[The Romance of Zion Chapel [3d ed.] by Richard Le Gallienne]@TWC D-Link book
The Romance of Zion Chapel [3d ed.]

CHAPTER XXIV
6/11

Of a sudden he found himself mature, a calm master of his gifts.
Yet those who sat near him at those meetings might have noticed that as he sat down, pale amid plaudits, and crossed his hands upon his knees, and while his political colleagues were complimenting him to the audience on the mellow thunder of his political oratory, he was smiling furtively to himself.

"It's all very funny, isn't it, Jenny ?" he was saying in his heart.
Indeed it was hardly recognisable to himself as a fancy that whenever he spoke Jenny was somewhere in the audience.

Sometimes a remote face might bear a chance resemblance to her, and he would humour himself with the thought that that was Jenny.

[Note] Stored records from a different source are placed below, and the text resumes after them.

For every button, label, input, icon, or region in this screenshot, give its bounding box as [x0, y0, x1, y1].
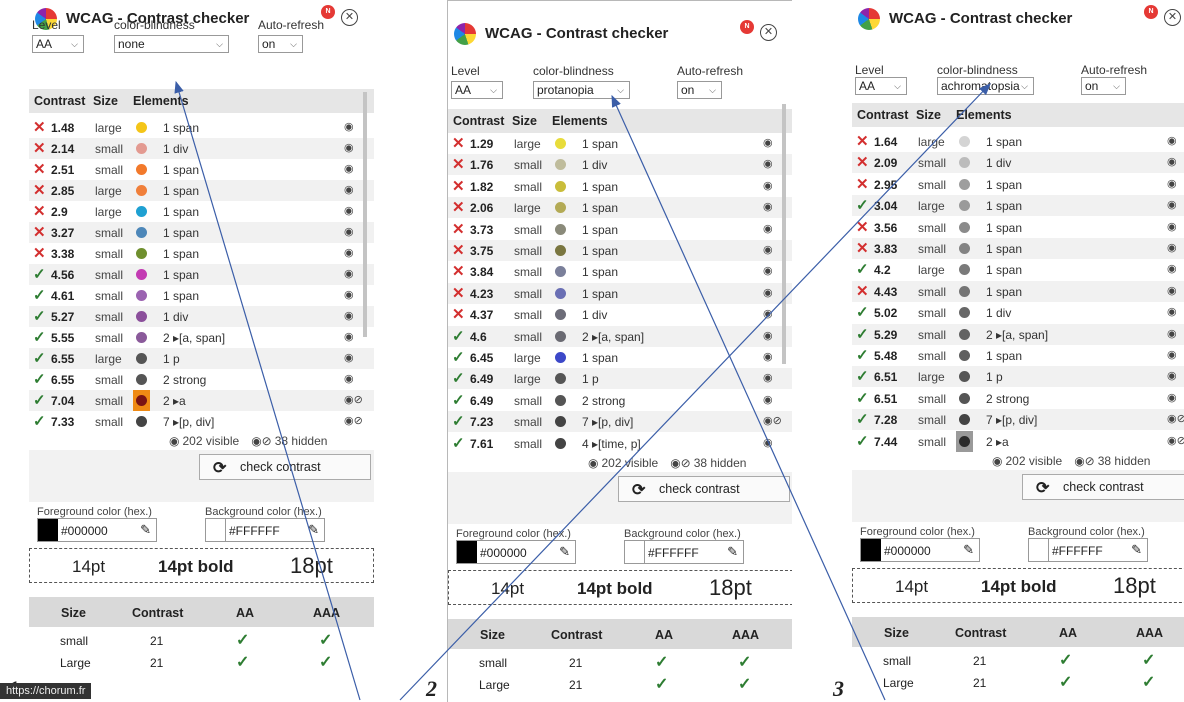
arrow-to-panel-2-select	[611, 94, 886, 701]
comparison-figure: WCAG - Contrast checker N ✕ Level color-blin…	[0, 0, 1184, 702]
annotation-arrows	[174, 80, 991, 701]
arrow-to-panel-3-select	[399, 83, 991, 701]
arrow-to-panel-1-select	[174, 80, 361, 701]
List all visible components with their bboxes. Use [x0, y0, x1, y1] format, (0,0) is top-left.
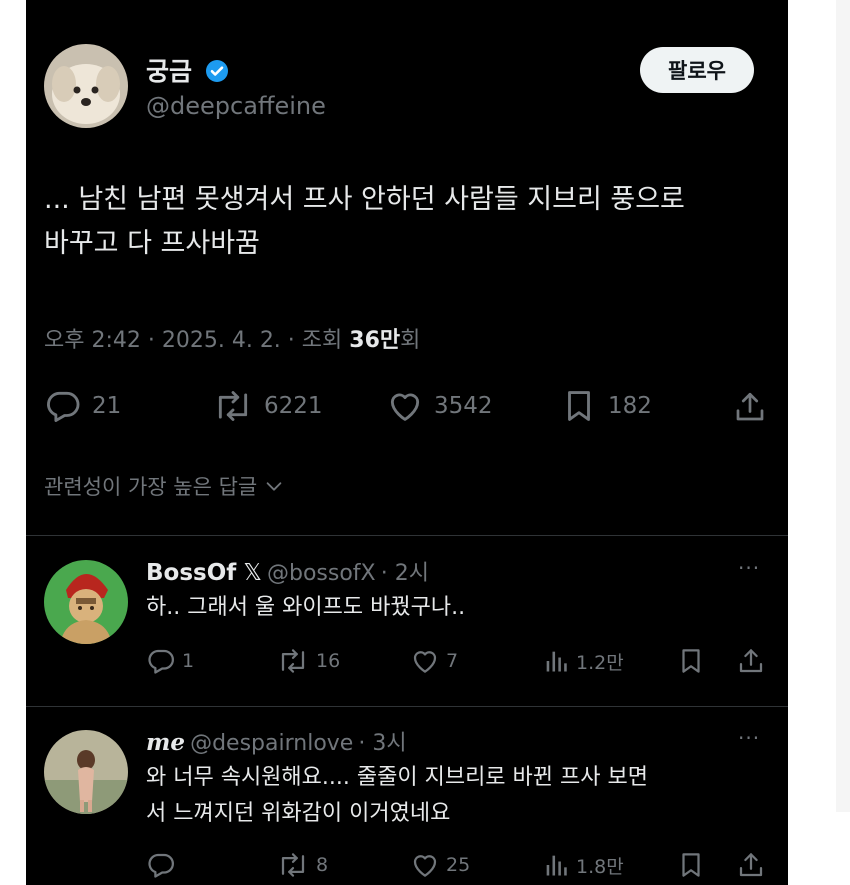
reply-button[interactable]: 1: [146, 646, 194, 676]
sort-label: 관련성이 가장 높은 답글: [44, 475, 258, 499]
reply-text-line: 와 너무 속시원해요.... 줄줄이 지브리로 바뀐 프사 보면: [146, 765, 648, 790]
reply-author-name[interactable]: BossOf: [146, 560, 236, 586]
view-count: 36만: [349, 328, 401, 353]
follow-button[interactable]: 팔로우: [640, 47, 754, 93]
share-button[interactable]: [732, 389, 768, 425]
like-icon: [413, 855, 437, 877]
share-button[interactable]: [736, 850, 766, 880]
reply-button[interactable]: [146, 850, 176, 880]
views-count: 1.2만: [576, 651, 624, 674]
views-icon: [546, 855, 567, 876]
views-button[interactable]: 1.8만: [542, 850, 624, 880]
retweet-icon: [281, 853, 305, 877]
views-button[interactable]: 1.2만: [542, 646, 624, 676]
divider: [26, 706, 788, 707]
author-handle[interactable]: @deepcaffeine: [146, 92, 326, 120]
more-icon[interactable]: ···: [738, 556, 760, 580]
like-count: 7: [446, 650, 459, 672]
reply-button[interactable]: 21: [44, 387, 121, 425]
author-avatar[interactable]: [44, 44, 128, 128]
reply-text-line: 서 느껴지던 위화감이 이거였네요: [146, 801, 451, 826]
share-icon: [736, 392, 764, 421]
reply-avatar[interactable]: [44, 560, 128, 644]
bookmark-count: 182: [608, 393, 652, 419]
reply-time[interactable]: · 3시: [358, 731, 406, 756]
reply-header: me @despairnlove · 3시: [146, 725, 407, 757]
bookmark-icon: [682, 853, 700, 877]
more-icon[interactable]: ···: [738, 726, 760, 750]
retweet-count: 6221: [264, 393, 323, 419]
side-background: [836, 0, 850, 812]
retweet-count: 8: [316, 854, 329, 876]
tweet-text-line: 바꾸고 다 프사바꿈: [44, 228, 260, 259]
tweet-meta: 오후 2:42 · 2025. 4. 2. · 조회 36만회: [44, 322, 420, 354]
reply-sort-dropdown[interactable]: 관련성이 가장 높은 답글: [44, 471, 285, 501]
author-name[interactable]: 궁금: [146, 52, 229, 88]
verified-icon: [205, 60, 228, 82]
reply-icon: [148, 649, 174, 674]
retweet-icon: [218, 391, 248, 421]
reply-author-handle[interactable]: @bossofX: [267, 561, 376, 586]
divider: [26, 535, 788, 536]
share-icon: [739, 649, 763, 673]
bookmark-icon: [568, 391, 590, 421]
bookmark-icon: [682, 649, 700, 673]
like-button[interactable]: 25: [410, 850, 470, 880]
like-button[interactable]: 7: [410, 646, 458, 676]
tweet-panel: 궁금 @deepcaffeine 팔로우 ... 남친 남편 못생겨서 프사 안…: [26, 0, 788, 885]
bookmark-button[interactable]: 182: [560, 387, 652, 425]
reply-count: 1: [182, 650, 195, 672]
reply-icon: [148, 853, 174, 878]
bookmark-button[interactable]: [676, 646, 706, 676]
reply-text: 하.. 그래서 울 와이프도 바꿨구나..: [146, 595, 466, 620]
tweet-text: ... 남친 남편 못생겨서 프사 안하던 사람들 지브리 풍으로 바꾸고 다 …: [44, 178, 764, 266]
tweet-timestamp[interactable]: 오후 2:42 · 2025. 4. 2. · 조회: [44, 328, 349, 353]
x-badge-icon: 𝕏: [243, 560, 262, 586]
reply-avatar[interactable]: [44, 730, 128, 814]
like-icon: [413, 651, 437, 673]
chevron-down-icon: [266, 482, 282, 491]
views-icon: [546, 651, 567, 672]
retweet-button[interactable]: 8: [276, 850, 328, 880]
share-icon: [739, 853, 763, 877]
like-button[interactable]: 3542: [386, 387, 493, 425]
views-count: 1.8만: [576, 855, 624, 878]
reply-header: BossOf 𝕏 @bossofX · 2시: [146, 555, 429, 587]
reply-time[interactable]: · 2시: [381, 561, 429, 586]
tweet-text-line: ... 남친 남편 못생겨서 프사 안하던 사람들 지브리 풍으로: [44, 184, 685, 215]
reply-icon: [47, 391, 80, 422]
view-suffix: 회: [400, 328, 421, 353]
retweet-icon: [281, 649, 305, 673]
like-icon: [390, 393, 420, 421]
reply-text: 와 너무 속시원해요.... 줄줄이 지브리로 바뀐 프사 보면 서 느껴지던 …: [146, 760, 766, 832]
reply-author-handle[interactable]: @despairnlove: [190, 731, 353, 756]
reply-author-name[interactable]: me: [146, 729, 185, 756]
share-button[interactable]: [736, 646, 766, 676]
retweet-button[interactable]: 16: [276, 646, 340, 676]
retweet-count: 16: [316, 650, 341, 672]
like-count: 25: [446, 854, 471, 876]
reply-count: 21: [92, 393, 122, 419]
like-count: 3542: [434, 393, 493, 419]
bookmark-button[interactable]: [676, 850, 706, 880]
retweet-button[interactable]: 6221: [212, 387, 323, 425]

For, with that self-consciousness which no modern mind can escape, he found a certain sad pleasure sometimes in noting the tricks grief played with him, loving and encouraging all its fancies--if fancies indeed they were.
When at other times he tried to think clearly, to strip himself of the illusions, as others would no doubt call them, in which he now lived, his thinking rather confirmed than dispersed them; and the more he pondered, the more he failed to realise that Jenny was dead, the surer became his consciousness that she was nearer to him (a very part of him as it were) than she had ever been in the days when others could still hear her voice and note her presence in a room.

Her very death had given him a paradoxical certitude of her immortality.
Yet this recognition of her presence, on some plane of spiritual apprehension, was none the less consistent with a piercing sense of her loss on the plane where love once moved in visible beauty.